Conlon, a gang investigator with the special operations unit of the Lakewood Police Department,

provided expert gang testimony. Conlon testified that Horton had several tattoos that were

3 No. 51440-1-II

indicative of his membership in the Gangster Disciples gang. Conlon explained that a Crip gang

member calling a Gangster Disciples member “cuz” would be perceived as a term of disrespect.

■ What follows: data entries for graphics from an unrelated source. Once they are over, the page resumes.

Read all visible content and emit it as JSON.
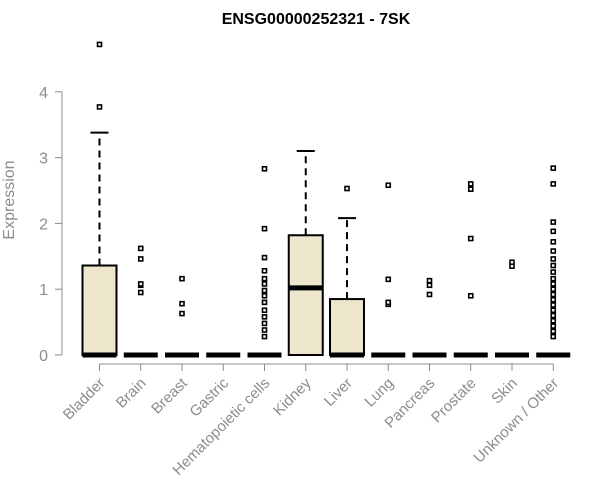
{
  "chart_data": {
    "type": "box",
    "title": "ENSG00000252321 - 7SK",
    "ylabel": "Expression",
    "xlabel": "",
    "ylim": [
      0,
      4.75
    ],
    "yticks": [
      0,
      1,
      2,
      3,
      4
    ],
    "grid": false,
    "box_fill": "#ede6cc",
    "box_stroke": "#000000",
    "outlier_color": "#000000",
    "categories": [
      "Bladder",
      "Brain",
      "Breast",
      "Gastric",
      "Hematopoietic cells",
      "Kidney",
      "Liver",
      "Lung",
      "Pancreas",
      "Prostate",
      "Skin",
      "Unknown / Other"
    ],
    "boxes": [
      {
        "category": "Bladder",
        "q1": 0,
        "median": 0,
        "q3": 1.36,
        "whisker_low": 0,
        "whisker_high": 3.38,
        "outliers": [
          3.77,
          4.72
        ]
      },
      {
        "category": "Brain",
        "q1": 0,
        "median": 0,
        "q3": 0,
        "whisker_low": 0,
        "whisker_high": 0,
        "outliers": [
          0.95,
          1.06,
          1.08,
          1.46,
          1.62
        ]
      },
      {
        "category": "Breast",
        "q1": 0,
        "median": 0,
        "q3": 0,
        "whisker_low": 0,
        "whisker_high": 0,
        "outliers": [
          0.63,
          0.78,
          1.16
        ]
      },
      {
        "category": "Gastric",
        "q1": 0,
        "median": 0,
        "q3": 0,
        "whisker_low": 0,
        "whisker_high": 0,
        "outliers": []
      },
      {
        "category": "Hematopoietic cells",
        "q1": 0,
        "median": 0,
        "q3": 0,
        "whisker_low": 0,
        "whisker_high": 0,
        "outliers": [
          0.28,
          0.38,
          0.48,
          0.58,
          0.68,
          0.8,
          0.9,
          0.98,
          1.08,
          1.16,
          1.28,
          1.48,
          1.92,
          2.83
        ]
      },
      {
        "category": "Kidney",
        "q1": 0,
        "median": 1.02,
        "q3": 1.82,
        "whisker_low": 0,
        "whisker_high": 3.1,
        "outliers": []
      },
      {
        "category": "Liver",
        "q1": 0,
        "median": 0,
        "q3": 0.85,
        "whisker_low": 0,
        "whisker_high": 2.08,
        "outliers": [
          2.53
        ]
      },
      {
        "category": "Lung",
        "q1": 0,
        "median": 0,
        "q3": 0,
        "whisker_low": 0,
        "whisker_high": 0,
        "outliers": [
          0.77,
          0.8,
          1.15,
          2.58
        ]
      },
      {
        "category": "Pancreas",
        "q1": 0,
        "median": 0,
        "q3": 0,
        "whisker_low": 0,
        "whisker_high": 0,
        "outliers": [
          0.92,
          1.06,
          1.13
        ]
      },
      {
        "category": "Prostate",
        "q1": 0,
        "median": 0,
        "q3": 0,
        "whisker_low": 0,
        "whisker_high": 0,
        "outliers": [
          0.9,
          1.77,
          2.52,
          2.6
        ]
      },
      {
        "category": "Skin",
        "q1": 0,
        "median": 0,
        "q3": 0,
        "whisker_low": 0,
        "whisker_high": 0,
        "outliers": [
          1.35,
          1.41
        ]
      },
      {
        "category": "Unknown / Other",
        "q1": 0,
        "median": 0,
        "q3": 0,
        "whisker_low": 0,
        "whisker_high": 0,
        "outliers": [
          0.28,
          0.36,
          0.44,
          0.52,
          0.6,
          0.68,
          0.76,
          0.84,
          0.92,
          1.0,
          1.08,
          1.16,
          1.26,
          1.36,
          1.46,
          1.58,
          1.72,
          1.88,
          2.02,
          2.6,
          2.84
        ]
      }
    ]
  }
}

Verbatim Report of Proceedings (VRP) at 1191. Respect is significant for members of a gang in

part because of safety concerns; if a member of a gang is disrespected and does not retaliate, the

gang may be perceived as “easy prey.” VRP at 1222-25. If a Gangster Disciples member did

not retaliate after being disrespected, it would negatively affect both the gang’s reputation and

the member’s status within the gang. Conlon said that, in contrast, a Gangster Disciples

member’s retaliation to disrespect would increase both the gang’s reputation and the member’s

status within the gang. If a Gangster Disciple member took another person’s life, it would “bring

him up to elite status.” VRP at 1315.

Horton admitted that he was a former member of the Gangster Disciples but claimed that

he stopped considering himself a member in 2000. Horton also admitted that several of his

tattoos related to his former membership with the Gangster Disciples. Pitts told Horton that he

was a member of the Crips, and Horton said that he interpreted Pitts’s use of the term “cuz” as a

threat, despite his insistence that he was no longer in the Gangster Disciples. VRP at 1482.

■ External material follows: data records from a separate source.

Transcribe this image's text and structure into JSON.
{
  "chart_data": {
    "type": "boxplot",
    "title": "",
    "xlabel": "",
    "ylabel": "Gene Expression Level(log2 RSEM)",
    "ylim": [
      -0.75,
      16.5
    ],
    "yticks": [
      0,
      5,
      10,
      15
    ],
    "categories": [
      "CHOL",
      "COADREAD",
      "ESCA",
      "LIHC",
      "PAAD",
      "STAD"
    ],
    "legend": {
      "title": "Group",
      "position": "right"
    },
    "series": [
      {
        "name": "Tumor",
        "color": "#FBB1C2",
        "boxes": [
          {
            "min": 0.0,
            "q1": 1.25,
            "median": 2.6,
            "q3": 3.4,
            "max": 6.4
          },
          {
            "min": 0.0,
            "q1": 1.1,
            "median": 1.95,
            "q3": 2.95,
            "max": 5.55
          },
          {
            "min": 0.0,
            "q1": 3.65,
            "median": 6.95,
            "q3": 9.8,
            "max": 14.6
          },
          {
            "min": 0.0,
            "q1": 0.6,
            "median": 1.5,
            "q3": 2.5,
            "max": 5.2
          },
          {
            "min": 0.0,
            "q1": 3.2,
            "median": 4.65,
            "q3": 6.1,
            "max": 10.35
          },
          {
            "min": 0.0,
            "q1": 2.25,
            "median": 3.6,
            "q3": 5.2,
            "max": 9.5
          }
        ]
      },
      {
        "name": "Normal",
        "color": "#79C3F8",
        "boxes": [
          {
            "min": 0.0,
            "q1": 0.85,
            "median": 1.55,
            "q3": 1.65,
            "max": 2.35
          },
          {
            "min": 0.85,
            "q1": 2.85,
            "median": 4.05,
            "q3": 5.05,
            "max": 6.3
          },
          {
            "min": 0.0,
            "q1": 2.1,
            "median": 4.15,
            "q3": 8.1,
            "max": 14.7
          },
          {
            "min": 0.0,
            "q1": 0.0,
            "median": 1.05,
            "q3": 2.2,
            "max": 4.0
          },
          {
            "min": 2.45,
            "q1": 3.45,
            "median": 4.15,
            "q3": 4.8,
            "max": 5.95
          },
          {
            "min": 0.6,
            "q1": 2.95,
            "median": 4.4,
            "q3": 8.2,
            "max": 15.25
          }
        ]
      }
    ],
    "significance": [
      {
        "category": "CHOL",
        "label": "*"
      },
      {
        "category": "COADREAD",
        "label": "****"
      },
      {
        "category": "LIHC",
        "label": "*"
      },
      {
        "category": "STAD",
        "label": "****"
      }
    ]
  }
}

Lakewood Police Officer Mark Holthaus testified that Horton was placed in his patrol car

following his arrest. Holthaus reported that immediately after Horton was placed in the car,

Horton spontaneously said that Pitts “was part of the Hilltop Crips and that’s what did it.” VRP

at 355.

The trial court provided to the jury a first degree murder to-convict jury instruction

modeled after Washington Pattern Jury Instruction: Criminal 26.02 (WPIC). Horton did not

object to this instruction. The trial court also provided a jury instruction modeled after WPIC

4 No. 51440-1-II

1.04, which explained to jurors that they must deliberate to reach a unanimous verdict. The

instruction also said that jurors should decide the case for themselves but should not hesitate to

reexamine their own views when evaluating the evidence in the courts of jury discussions.

Nevertheless, a juror should not abandon their own view solely to reach a verdict. Horton did

not object to this instruction either.